화학공학소재연구정보센터
Journal of Physical Chemistry B, Vol.106, No.31, 7681-7687, 2002
Sensitivity analysis of hydrate thermodynamic reference properties using experimental data and ab initio methods
Various sets of thermodynamic reference properties currently available in the literature were examined by applying the van der Waals and Platteeuw model to predict monovariant three-phase equilibria for hydrate-forming binary mixtures from 260 to 320 K. Two recent and well-accepted experimental studies of cyclopropane hydrates by Dharmawardhana et al. (1980, 1981) with analysis by Holder et al. (1984) (Deltamu(w)(0) = 1299 J/mol, DeltaH(w)(0) = 1861 J/mol) and the NMR study of xenon hydrates by Handa and Tse (1986) (Deltamu(w)(0) = 1287 J/mol, DeltaH(w)(0) = 931 J/mol) were revisited. The deviations introduced by experimental uncertainties were found to be large enough to cause significant changes in the prediction of dissociation pressures. The methodology and parameters fitted to various pure and binary hydrate systems provided by Sloan (1998) were also employed in our calculations for methane hydrates using the Lennard-Jones and Devonshire (LJD) approximation and the Soave-Redlich-Kwong (SRK) or the Peng-Robinson (PR) equation of state.

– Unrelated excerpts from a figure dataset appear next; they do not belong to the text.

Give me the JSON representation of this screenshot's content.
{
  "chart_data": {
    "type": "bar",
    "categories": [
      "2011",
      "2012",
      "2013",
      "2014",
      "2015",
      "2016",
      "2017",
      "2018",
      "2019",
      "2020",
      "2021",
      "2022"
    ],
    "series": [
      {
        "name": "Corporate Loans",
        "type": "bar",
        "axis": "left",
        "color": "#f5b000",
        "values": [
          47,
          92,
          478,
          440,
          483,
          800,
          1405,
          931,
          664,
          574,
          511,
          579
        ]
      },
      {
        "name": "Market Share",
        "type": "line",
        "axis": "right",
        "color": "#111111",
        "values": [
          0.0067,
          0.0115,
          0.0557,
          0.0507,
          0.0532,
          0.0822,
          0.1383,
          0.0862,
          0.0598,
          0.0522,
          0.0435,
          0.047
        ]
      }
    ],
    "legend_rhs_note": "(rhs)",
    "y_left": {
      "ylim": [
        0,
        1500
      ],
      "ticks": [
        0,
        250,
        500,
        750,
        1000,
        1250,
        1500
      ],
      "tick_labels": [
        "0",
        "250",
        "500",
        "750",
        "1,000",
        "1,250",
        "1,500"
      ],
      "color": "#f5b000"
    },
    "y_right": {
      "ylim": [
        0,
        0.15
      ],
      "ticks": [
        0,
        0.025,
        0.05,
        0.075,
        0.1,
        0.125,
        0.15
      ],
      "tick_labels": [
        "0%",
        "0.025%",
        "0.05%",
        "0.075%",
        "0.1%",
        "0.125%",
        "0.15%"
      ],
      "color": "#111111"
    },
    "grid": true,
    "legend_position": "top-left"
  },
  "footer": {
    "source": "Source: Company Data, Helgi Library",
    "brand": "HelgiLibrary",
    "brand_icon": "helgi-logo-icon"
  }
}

The comparison between the experimental data and software prediction provided by Sloan (1998) is in good agreement over the low-temperature range (<290 K), but there are significant differences at high temperatures (290-320 K). The methane-water intermolecular potential from our previous ab initio study was also used to obtain the reference properties with small deviations (Deltamu(w)(0) = 1236 4 J/mol, DeltaH(w)(0) = 1703 +/- 62 J/mol), and the resulting parameters were able to give the best prediction over the entire temperature range using the ab initio potential. More importantly, the use of the ab initio potential removes the need for adjusting fitted potential parameters to make up for errors in the reference parameters. Statistical variations (+/-) at the 95% confidence limit computed for our data and those from previous researches are found to be significantly smaller using our method. Note that these statistical variations do not take into account systematic error, which is possible in both the experimental and ab initio cases. Sensitivity analyses based on both the LJD approximation and our ab initio study were performed. The value of Deltamu(w)(0) was found to be much more sensitive to the three-phase equilibria prediction of methane hydrates than DeltaH(w)(0). For example, a variation in Deltamu(w)(0) of +/-10-20 J/mol results in an error of 5%-10% in the predicted dissociation pressure.